The first pass looks like this:

- multinomial logit: .attn[87.5%]
- starter MLP: .attn[87.7%]
- tuned MLP: .attn[90.6%]
- simple CNN: .attn[95.2%]

So the lesson is not .it[any hidden layer wins].

The lesson is that .attn[capacity, preprocessing, and architecture all matter].

---
## Held-out test results

After tuning and fitting on the training data, here are the test accuracies

- .note[multinomial logit:] .attn[87.8%]
- .note[NN (1 hidden layer with 50 units):].super.pink[†] .attn[91.2%]
- .note[convolutional NN:].super.orange[††] .attn[95.2%]

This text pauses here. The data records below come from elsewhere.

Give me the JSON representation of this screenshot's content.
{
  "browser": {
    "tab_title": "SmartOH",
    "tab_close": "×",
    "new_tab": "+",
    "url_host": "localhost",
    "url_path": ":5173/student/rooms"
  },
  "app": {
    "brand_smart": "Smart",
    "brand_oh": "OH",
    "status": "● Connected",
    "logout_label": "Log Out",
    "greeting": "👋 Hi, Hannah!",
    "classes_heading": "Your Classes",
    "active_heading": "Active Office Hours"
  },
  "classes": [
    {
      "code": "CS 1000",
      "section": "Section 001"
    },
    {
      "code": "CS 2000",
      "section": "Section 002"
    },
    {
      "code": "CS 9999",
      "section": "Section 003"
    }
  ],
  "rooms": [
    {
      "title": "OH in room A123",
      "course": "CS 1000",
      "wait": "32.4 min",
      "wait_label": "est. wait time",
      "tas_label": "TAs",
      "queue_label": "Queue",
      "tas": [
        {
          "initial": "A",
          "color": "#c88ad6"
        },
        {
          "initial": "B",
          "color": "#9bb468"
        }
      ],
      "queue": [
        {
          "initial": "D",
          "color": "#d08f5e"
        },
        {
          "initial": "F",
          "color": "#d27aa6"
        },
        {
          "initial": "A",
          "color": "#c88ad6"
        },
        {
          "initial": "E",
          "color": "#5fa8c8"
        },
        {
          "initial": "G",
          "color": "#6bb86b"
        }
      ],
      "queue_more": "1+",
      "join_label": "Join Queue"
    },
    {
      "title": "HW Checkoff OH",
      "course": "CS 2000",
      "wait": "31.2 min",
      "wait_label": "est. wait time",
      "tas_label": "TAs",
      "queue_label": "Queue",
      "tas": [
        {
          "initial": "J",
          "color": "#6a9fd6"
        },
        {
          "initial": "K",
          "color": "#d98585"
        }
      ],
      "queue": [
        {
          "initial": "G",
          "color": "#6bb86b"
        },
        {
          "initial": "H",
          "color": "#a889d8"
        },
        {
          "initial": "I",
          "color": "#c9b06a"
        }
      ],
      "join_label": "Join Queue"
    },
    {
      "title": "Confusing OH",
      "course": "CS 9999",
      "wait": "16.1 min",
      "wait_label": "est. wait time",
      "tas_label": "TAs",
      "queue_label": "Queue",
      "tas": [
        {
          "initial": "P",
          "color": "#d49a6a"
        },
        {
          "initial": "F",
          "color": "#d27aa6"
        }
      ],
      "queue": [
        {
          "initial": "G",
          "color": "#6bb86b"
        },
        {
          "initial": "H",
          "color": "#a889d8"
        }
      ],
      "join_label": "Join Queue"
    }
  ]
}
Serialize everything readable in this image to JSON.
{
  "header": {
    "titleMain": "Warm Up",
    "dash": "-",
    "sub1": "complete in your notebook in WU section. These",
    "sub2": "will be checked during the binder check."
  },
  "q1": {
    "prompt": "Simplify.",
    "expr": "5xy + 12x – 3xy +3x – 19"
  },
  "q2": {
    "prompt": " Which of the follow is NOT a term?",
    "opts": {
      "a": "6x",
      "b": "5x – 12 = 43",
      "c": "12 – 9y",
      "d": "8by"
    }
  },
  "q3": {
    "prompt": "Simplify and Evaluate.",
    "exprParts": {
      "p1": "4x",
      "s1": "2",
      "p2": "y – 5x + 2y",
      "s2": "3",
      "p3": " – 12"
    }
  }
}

Nonlinearity and achitectural choices matter
 
...even for a "simple" problem like MNIST.
 
.grey-vlight[(Simple is relative.)]

.footnote[.pink[†] You can use the [`brulee` package](https://brulee.tidymodels.org/reference/brulee_mlp.html) to fit a neural net using a `tidymodels` `recipe`. You'll also need to install [`torch`](https://torch.mlverse.org/). .orange[††] I know, we didn't get to CNNs. They're an approach that *slides filters* across the input to detect local patterns.]

---
class: inverse, middle
name: wrap

## Wrap-up

---
## Main takeaways

NNs are a powerful class of models that extends many prior topics

- .attn[logistic regression] is a one-neuron network with sigmoid activation,
- .attn[hidden layers] allow NNs to learn complex representations of the data,
- .attn[nonlinear activations] are essential for hidden layers,
- .attn[training] involves min. loss via gradient descent and backprop.,
- .attn[penalization] mirrors bias-variance intution from regularized regression.

.note[As always] Careful tuning and construction are key to performance.